Aufschluchzend ließ sie die Krücken fallen und presste sich ihn Hände ins Gesicht. Immer wieder ‚es tut mir so leid' murmelnd.

Und ich, ich stand einfach nur da und kam kaum noch mit dem gesagten hinterher.
„Du hast meinetwegen auf die Vaterschaftsklage verzichtet? Aber du hast mir doch gesagt, dass du nie wieder was mit ihm zu tun haben wolltest und dass er sich sein Geld sonst wohin stecken konnte", seufzte ich schwer, schüttelte den Kopf und traf auf sie zu, um sie an mich zu ziehen. So unstabil wie sie auf den Beinen war, hatte ich echt Angst, sie würde jeden Augenblick umkippen.
„Du hast doch sowieso schon so viel für mich gemacht ...", schluchzte sie immer wieder bebend an meiner Brust. „Ich hab alles kaputt gemacht", setzte sie hinzu und weinte nur noch mehr. Also griff ich fester zu, gab ihr Halt und schloss die Augen. Was für ein Theater. Vier Jahre und immer noch bestimmte ein einziger Augenblick unser aller Leben. Vielleicht war es an der Zeit, loszulassen. Zu vergessen. Und sauer war ich sowieso schon lange nicht mehr. Enttäuscht, traurig, einsam – ja. Aber hassen, nein, tat ich wirklich nicht. Denn ganz gleich was, ich liebte meine Familie. Und ich wollte ihnen wieder normal begegnen. Wollte auch weiterhin ein Teil von Ronjas Leben sein. Ohne, dass sich irgendjemand dabei schlecht fühlte, ein schlechtes Gewissen hatte oder noch schlimmeres.
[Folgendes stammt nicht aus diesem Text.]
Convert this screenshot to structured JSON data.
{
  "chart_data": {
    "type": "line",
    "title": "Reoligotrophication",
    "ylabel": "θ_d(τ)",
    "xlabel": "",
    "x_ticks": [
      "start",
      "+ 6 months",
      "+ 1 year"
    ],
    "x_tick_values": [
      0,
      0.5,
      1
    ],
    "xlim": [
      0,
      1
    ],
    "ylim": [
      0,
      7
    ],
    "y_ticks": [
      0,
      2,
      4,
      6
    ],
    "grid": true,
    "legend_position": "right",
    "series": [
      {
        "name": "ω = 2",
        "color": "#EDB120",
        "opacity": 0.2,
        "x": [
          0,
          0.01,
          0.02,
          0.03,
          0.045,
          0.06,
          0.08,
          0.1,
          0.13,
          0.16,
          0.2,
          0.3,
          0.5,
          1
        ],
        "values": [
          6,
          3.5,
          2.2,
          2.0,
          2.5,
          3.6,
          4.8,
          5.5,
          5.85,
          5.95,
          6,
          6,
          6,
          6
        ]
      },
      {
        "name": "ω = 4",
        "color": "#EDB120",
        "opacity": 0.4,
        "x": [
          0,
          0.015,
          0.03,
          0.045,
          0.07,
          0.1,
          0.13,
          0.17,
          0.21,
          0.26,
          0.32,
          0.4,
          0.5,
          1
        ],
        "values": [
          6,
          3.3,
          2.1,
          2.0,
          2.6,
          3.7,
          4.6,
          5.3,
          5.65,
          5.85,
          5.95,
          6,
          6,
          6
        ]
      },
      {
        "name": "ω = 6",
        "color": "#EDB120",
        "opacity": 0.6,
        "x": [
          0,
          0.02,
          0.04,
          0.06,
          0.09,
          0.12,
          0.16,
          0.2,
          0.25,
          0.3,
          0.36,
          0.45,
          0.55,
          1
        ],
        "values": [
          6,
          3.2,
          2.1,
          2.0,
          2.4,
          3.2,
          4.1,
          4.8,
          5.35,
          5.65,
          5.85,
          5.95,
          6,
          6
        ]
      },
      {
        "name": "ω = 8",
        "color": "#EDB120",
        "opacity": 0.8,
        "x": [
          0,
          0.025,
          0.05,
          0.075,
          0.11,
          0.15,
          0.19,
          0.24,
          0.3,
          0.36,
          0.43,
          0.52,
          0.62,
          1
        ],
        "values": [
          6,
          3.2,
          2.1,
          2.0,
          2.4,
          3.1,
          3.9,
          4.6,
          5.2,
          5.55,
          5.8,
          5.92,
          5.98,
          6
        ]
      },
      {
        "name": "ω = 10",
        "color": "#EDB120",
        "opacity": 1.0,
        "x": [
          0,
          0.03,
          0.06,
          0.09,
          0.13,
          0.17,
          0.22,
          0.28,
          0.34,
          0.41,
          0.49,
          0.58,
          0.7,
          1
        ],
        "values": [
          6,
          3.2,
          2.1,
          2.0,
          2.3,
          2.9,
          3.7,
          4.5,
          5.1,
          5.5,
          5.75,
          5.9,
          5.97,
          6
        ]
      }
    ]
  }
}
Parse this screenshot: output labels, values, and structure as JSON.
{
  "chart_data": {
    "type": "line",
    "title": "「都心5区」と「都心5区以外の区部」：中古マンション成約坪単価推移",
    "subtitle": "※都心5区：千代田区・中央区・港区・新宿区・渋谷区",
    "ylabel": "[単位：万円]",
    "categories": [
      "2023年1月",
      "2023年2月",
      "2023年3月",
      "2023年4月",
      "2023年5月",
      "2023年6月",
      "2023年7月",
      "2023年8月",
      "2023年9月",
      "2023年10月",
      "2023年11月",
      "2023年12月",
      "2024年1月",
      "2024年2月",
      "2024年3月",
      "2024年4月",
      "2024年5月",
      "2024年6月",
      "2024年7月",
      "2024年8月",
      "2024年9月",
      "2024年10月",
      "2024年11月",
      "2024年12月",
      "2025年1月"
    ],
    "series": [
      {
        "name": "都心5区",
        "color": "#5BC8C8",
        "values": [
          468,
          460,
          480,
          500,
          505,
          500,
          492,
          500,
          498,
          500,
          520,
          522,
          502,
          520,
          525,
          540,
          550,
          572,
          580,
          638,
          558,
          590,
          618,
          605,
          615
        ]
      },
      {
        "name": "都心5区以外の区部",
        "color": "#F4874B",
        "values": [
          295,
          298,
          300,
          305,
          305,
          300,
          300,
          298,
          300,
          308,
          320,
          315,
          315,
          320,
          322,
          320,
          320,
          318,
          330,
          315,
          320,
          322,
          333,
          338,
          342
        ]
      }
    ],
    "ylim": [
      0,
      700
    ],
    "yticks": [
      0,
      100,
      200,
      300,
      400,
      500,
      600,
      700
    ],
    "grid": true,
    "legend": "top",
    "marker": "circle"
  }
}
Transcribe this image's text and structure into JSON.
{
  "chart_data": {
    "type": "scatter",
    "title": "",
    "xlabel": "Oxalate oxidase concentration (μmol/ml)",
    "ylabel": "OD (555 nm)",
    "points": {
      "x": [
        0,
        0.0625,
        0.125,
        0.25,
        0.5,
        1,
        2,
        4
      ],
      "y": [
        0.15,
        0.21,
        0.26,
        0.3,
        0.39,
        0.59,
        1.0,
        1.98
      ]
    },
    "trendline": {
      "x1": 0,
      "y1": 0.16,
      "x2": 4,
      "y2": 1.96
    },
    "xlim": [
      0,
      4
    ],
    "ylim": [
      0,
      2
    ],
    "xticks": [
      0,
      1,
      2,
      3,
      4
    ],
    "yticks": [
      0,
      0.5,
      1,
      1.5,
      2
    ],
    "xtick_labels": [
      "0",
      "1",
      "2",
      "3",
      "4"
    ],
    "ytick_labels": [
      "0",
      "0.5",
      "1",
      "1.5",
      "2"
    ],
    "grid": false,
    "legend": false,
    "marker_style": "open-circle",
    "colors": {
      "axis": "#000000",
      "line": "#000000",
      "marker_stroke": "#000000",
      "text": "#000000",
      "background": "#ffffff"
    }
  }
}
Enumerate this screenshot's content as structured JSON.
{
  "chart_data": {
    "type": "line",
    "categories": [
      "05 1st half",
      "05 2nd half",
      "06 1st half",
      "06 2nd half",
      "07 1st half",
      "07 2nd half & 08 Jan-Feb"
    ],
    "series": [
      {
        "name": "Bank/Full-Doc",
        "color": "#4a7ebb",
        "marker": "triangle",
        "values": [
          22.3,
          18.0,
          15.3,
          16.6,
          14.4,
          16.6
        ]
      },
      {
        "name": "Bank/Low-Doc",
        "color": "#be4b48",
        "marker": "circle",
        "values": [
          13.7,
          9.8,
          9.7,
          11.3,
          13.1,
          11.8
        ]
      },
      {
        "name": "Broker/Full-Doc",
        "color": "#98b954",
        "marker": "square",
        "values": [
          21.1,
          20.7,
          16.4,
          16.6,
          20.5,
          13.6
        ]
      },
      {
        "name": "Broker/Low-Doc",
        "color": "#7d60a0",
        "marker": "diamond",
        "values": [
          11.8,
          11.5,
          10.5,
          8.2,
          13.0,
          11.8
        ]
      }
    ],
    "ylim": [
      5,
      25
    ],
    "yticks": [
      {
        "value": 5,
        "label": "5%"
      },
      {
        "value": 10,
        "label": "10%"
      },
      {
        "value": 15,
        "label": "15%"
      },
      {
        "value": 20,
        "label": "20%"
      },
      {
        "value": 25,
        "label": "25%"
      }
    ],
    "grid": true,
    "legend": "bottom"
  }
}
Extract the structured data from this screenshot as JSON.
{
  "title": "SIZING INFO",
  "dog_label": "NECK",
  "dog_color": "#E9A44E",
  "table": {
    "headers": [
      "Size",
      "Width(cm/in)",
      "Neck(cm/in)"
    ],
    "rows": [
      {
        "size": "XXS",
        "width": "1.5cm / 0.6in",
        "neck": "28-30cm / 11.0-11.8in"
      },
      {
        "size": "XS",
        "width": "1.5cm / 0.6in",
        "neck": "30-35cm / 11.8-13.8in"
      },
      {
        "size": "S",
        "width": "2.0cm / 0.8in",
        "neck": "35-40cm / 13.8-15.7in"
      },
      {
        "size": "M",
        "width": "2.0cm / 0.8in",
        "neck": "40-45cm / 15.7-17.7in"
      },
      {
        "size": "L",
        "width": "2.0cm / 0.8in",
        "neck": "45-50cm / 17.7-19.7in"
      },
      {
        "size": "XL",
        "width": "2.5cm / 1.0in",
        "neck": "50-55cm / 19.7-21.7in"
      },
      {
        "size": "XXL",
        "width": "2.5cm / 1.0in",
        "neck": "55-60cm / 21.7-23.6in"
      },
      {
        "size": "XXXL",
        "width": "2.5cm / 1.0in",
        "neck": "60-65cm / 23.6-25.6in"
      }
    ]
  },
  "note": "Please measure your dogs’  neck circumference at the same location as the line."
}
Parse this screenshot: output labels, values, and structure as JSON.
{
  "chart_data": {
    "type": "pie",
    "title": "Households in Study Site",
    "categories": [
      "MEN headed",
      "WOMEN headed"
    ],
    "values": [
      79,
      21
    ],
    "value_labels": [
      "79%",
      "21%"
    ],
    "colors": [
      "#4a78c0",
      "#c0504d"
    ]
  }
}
Ja, doch. Wenn ich ehrlich war, war es wirklich an der Zeit.

„Weißt du was, vergessen wir die ganze Geschichte doch einfach", brummte ich schwer, während ich ihr immer und immer wieder über ihr langes dunkles Haar strich. „Es ist schon so lange her und daran ändern können wir auch nichts mehr. Aber wir könnten aus der Zukunft das Beste machen, hmmm ...? Ich hab euch nämlich vermisst ...", gab ich zu und musste selbst ein paar Mal blinzeln, weil die verräterischen Tränen auch vor mir keinen Halt machten. Colin hatte wohl irgendwelche Knöpfe in mir gedrückt, die mich deutlich emotionaler werden ließen. Früher hatte ich nie geweint. War nie sentimental. Nur wütend, frustriert. Und dann hatte ich mich in Arbeit gestürzt, bis ich es ertragen konnte.

„Wirklich?", nuschelte sie, hob ihren Kopf und blickte mich mit ihren großen, braunen Rehaugen an. Rot, unterlaufen und geschwollen, aber immer noch hübsch. Also hob ich die Mundwinkel und lächelte sie an. „Wirklich ... es war nur ein Job und davon gibt es viele." Es hatte zwar lange gedauert, bis ich das verstanden hatte, aber dafür fühlte ich mich jetzt befreit.

„Was ist, wenn etwas Ähnliches wieder passiert?", wollte Ma wissen und ich blickte an Ella vorbei zu ihr hinab. Die Hände auf dem Schoß gefaltet, sah sie herausfordernd zu mir herauf. „Jetzt, wo du eine ernsthafte Partnerschaft eingehen willst, mit Colin, beginnt dann ein Versteckspiel? Denn egal wie gut du es verbirgst, es wird immer wieder jemanden geben, der euch sieht, der verrät, wie du wirklich bist, der deine Karriere zum Kippen bringt. Zerstört, was du dir erneut so lange aufgebaut hast."